Based on the data presented above, the empty can position seems to have two disadvantages. First, placement of the arm in internal rotation does not allow for the greater tubercle to clear from under the acromium and places the patient at risk of impingement during arm elevation. Second, an internally rotated position decreases the moment arm length of the supraspinatus, which increases the demand placed on the muscle. By exercising a muscle in a position of diminished mechanical leverage, increased forces, and tensile stresses would likely result. As one of the primary goals in the rehabilitation of an individual with subacromial impingement syndrome is to promote supraspinatus tendon healing and restore normal glenohumeral joint mechanics, the exercises prescribed should minimize stress on the injured tissues.

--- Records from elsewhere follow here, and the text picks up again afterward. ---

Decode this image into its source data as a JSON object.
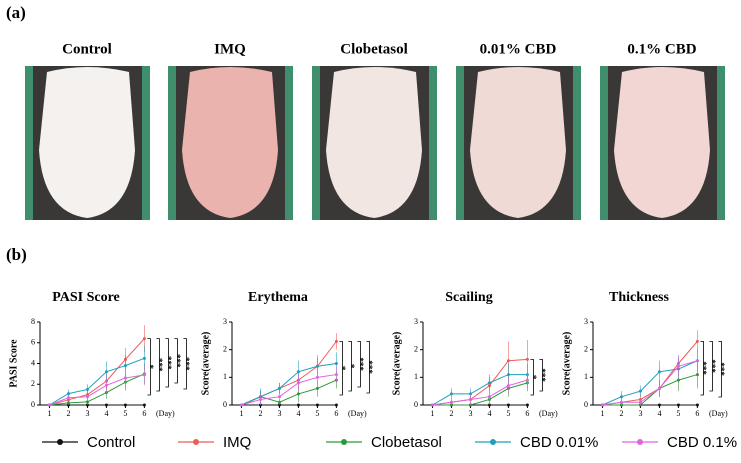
{
  "panels": {
    "a": "(a)",
    "b": "(b)"
  },
  "photos": [
    "Control",
    "IMQ",
    "Clobetasol",
    "0.01% CBD",
    "0.1% CBD"
  ],
  "chart_data": [
    {
      "type": "line",
      "title": "PASI Score",
      "y_label": "PASI Score",
      "x_unit": "(Day)",
      "x": [
        1,
        2,
        3,
        4,
        5,
        6
      ],
      "xlim": [
        0.5,
        6.4
      ],
      "xticks": [
        1,
        2,
        3,
        4,
        5,
        6
      ],
      "ylim": [
        0,
        8
      ],
      "yticks": [
        0,
        2,
        4,
        6,
        8
      ],
      "series": [
        {
          "name": "Control",
          "color": "#111111",
          "values": [
            0,
            0,
            0,
            0,
            0,
            0
          ],
          "errors": [
            0,
            0,
            0,
            0,
            0,
            0
          ]
        },
        {
          "name": "IMQ",
          "color": "#ef5b5b",
          "values": [
            0,
            0.5,
            1.0,
            2.3,
            4.4,
            6.4
          ],
          "errors": [
            0,
            0.3,
            0.4,
            0.8,
            1.1,
            1.3
          ]
        },
        {
          "name": "Clobetasol",
          "color": "#2b9a36",
          "values": [
            0,
            0.2,
            0.3,
            1.2,
            2.2,
            3.0
          ],
          "errors": [
            0,
            0.2,
            0.3,
            0.6,
            0.8,
            1.0
          ]
        },
        {
          "name": "CBD 0.01%",
          "color": "#1e9fbb",
          "values": [
            0,
            1.1,
            1.5,
            3.2,
            3.8,
            4.5
          ],
          "errors": [
            0,
            0.4,
            0.5,
            1.0,
            1.0,
            1.2
          ]
        },
        {
          "name": "CBD 0.1%",
          "color": "#e064e0",
          "values": [
            0,
            0.7,
            0.8,
            1.9,
            2.6,
            2.9
          ],
          "errors": [
            0,
            0.3,
            0.4,
            0.7,
            0.9,
            1.0
          ]
        }
      ],
      "annotations": [
        "*",
        "***",
        "***",
        "***",
        "***"
      ]
    },
    {
      "type": "line",
      "title": "Erythema",
      "y_label": "Score(average)",
      "x_unit": "(Day)",
      "x": [
        1,
        2,
        3,
        4,
        5,
        6
      ],
      "xlim": [
        0.5,
        6.4
      ],
      "xticks": [
        1,
        2,
        3,
        4,
        5,
        6
      ],
      "ylim": [
        0,
        3
      ],
      "yticks": [
        0,
        1,
        2,
        3
      ],
      "series": [
        {
          "values": [
            0,
            0,
            0,
            0,
            0,
            0
          ],
          "errors": [
            0,
            0,
            0,
            0,
            0,
            0
          ]
        },
        {
          "values": [
            0,
            0.3,
            0.6,
            0.9,
            1.4,
            2.3
          ],
          "errors": [
            0,
            0.2,
            0.2,
            0.3,
            0.3,
            0.3
          ]
        },
        {
          "values": [
            0,
            0.3,
            0.1,
            0.4,
            0.6,
            0.9
          ],
          "errors": [
            0,
            0.2,
            0.1,
            0.3,
            0.3,
            0.3
          ]
        },
        {
          "values": [
            0,
            0.3,
            0.6,
            1.2,
            1.4,
            1.5
          ],
          "errors": [
            0,
            0.3,
            0.2,
            0.4,
            0.4,
            0.4
          ]
        },
        {
          "values": [
            0,
            0.2,
            0.3,
            0.8,
            1.0,
            1.1
          ],
          "errors": [
            0,
            0.2,
            0.2,
            0.3,
            0.3,
            0.3
          ]
        }
      ],
      "annotations": [
        "*",
        "*",
        "***",
        "***"
      ]
    },
    {
      "type": "line",
      "title": "Scailing",
      "y_label": "Score(average)",
      "x_unit": "(Day)",
      "x": [
        1,
        2,
        3,
        4,
        5,
        6
      ],
      "xlim": [
        0.5,
        6.4
      ],
      "xticks": [
        1,
        2,
        3,
        4,
        5,
        6
      ],
      "ylim": [
        0,
        3
      ],
      "yticks": [
        0,
        1,
        2,
        3
      ],
      "series": [
        {
          "values": [
            0,
            0,
            0,
            0,
            0,
            0
          ],
          "errors": [
            0,
            0,
            0,
            0,
            0,
            0
          ]
        },
        {
          "values": [
            0,
            0.1,
            0.2,
            0.7,
            1.6,
            1.65
          ],
          "errors": [
            0,
            0.1,
            0.2,
            0.3,
            0.7,
            0.7
          ]
        },
        {
          "values": [
            0,
            0,
            0,
            0.2,
            0.6,
            0.8
          ],
          "errors": [
            0,
            0,
            0,
            0.2,
            0.3,
            0.3
          ]
        },
        {
          "values": [
            0,
            0.4,
            0.4,
            0.8,
            1.1,
            1.1
          ],
          "errors": [
            0,
            0.2,
            0.2,
            0.3,
            0.4,
            0.4
          ]
        },
        {
          "values": [
            0,
            0.1,
            0.2,
            0.3,
            0.7,
            0.9
          ],
          "errors": [
            0,
            0.1,
            0.2,
            0.2,
            0.3,
            0.3
          ]
        }
      ],
      "annotations": [
        "*",
        "***"
      ]
    },
    {
      "type": "line",
      "title": "Thickness",
      "y_label": "Score(average)",
      "x_unit": "(Day)",
      "x": [
        1,
        2,
        3,
        4,
        5,
        6
      ],
      "xlim": [
        0.5,
        6.4
      ],
      "xticks": [
        1,
        2,
        3,
        4,
        5,
        6
      ],
      "ylim": [
        0,
        3
      ],
      "yticks": [
        0,
        1,
        2,
        3
      ],
      "series": [
        {
          "values": [
            0,
            0,
            0,
            0,
            0,
            0
          ],
          "errors": [
            0,
            0,
            0,
            0,
            0,
            0
          ]
        },
        {
          "values": [
            0,
            0.1,
            0.2,
            0.6,
            1.5,
            2.3
          ],
          "errors": [
            0,
            0.1,
            0.2,
            0.3,
            0.3,
            0.4
          ]
        },
        {
          "values": [
            0,
            0,
            0,
            0.6,
            0.9,
            1.1
          ],
          "errors": [
            0,
            0,
            0,
            0.3,
            0.4,
            0.5
          ]
        },
        {
          "values": [
            0,
            0.3,
            0.5,
            1.2,
            1.3,
            1.6
          ],
          "errors": [
            0,
            0.2,
            0.2,
            0.4,
            0.4,
            0.4
          ]
        },
        {
          "values": [
            0,
            0.1,
            0.1,
            0.6,
            1.4,
            1.6
          ],
          "errors": [
            0,
            0.1,
            0.1,
            0.3,
            0.4,
            0.4
          ]
        }
      ],
      "annotations": [
        "***",
        "***",
        "***"
      ]
    }
  ]
}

To clear the greater tubercle and avoid mechanical impingement, external rotation or neutral humeral position rather than internal rotation seems to be indicated. The externally rotated position has been shown to increase the subacromial space, thereby minimizing impingement of the subacromial tissues between the acromion and the greater tubercle. 32 In addition, the moment arm of the supraspinatus is increased with external rotation, providing greater leverage and an increased ability to provide compressive force and stability compared with internal rotation during arm elevation. 50,56
Clinicians should be cognizant of the advantages and disadvantages of commonly prescribed exercises used to strengthen the supraspinatus. Traditionally the empty can exercise has been prescribed to isolate and strengthen the supraspinatus in persons with subacromial impingement. However, the empty can exercise has significant disadvantages: (1) it places the arm in elevation with internal rotation which decreases the subacromial space and increases the risk for mechanical impingement, and (2) the internally rotated position places the supraspinatus at a mechanical disadvantage by decreasing its lever arm.
However, the full can places the arm in external rotation, thereby increasing clearance of the greater tuberosity during arm elevation. Additionally, the moment arm of the supraspinatus is increased with external rotation, thereby providing a better mechanical advantage for protecting and strengthening the supraspinatus. From a biomechanical perspective, the full can exercise seems to be a viable alternative for strengthening the supraspinatus in individuals with subacromial impingement.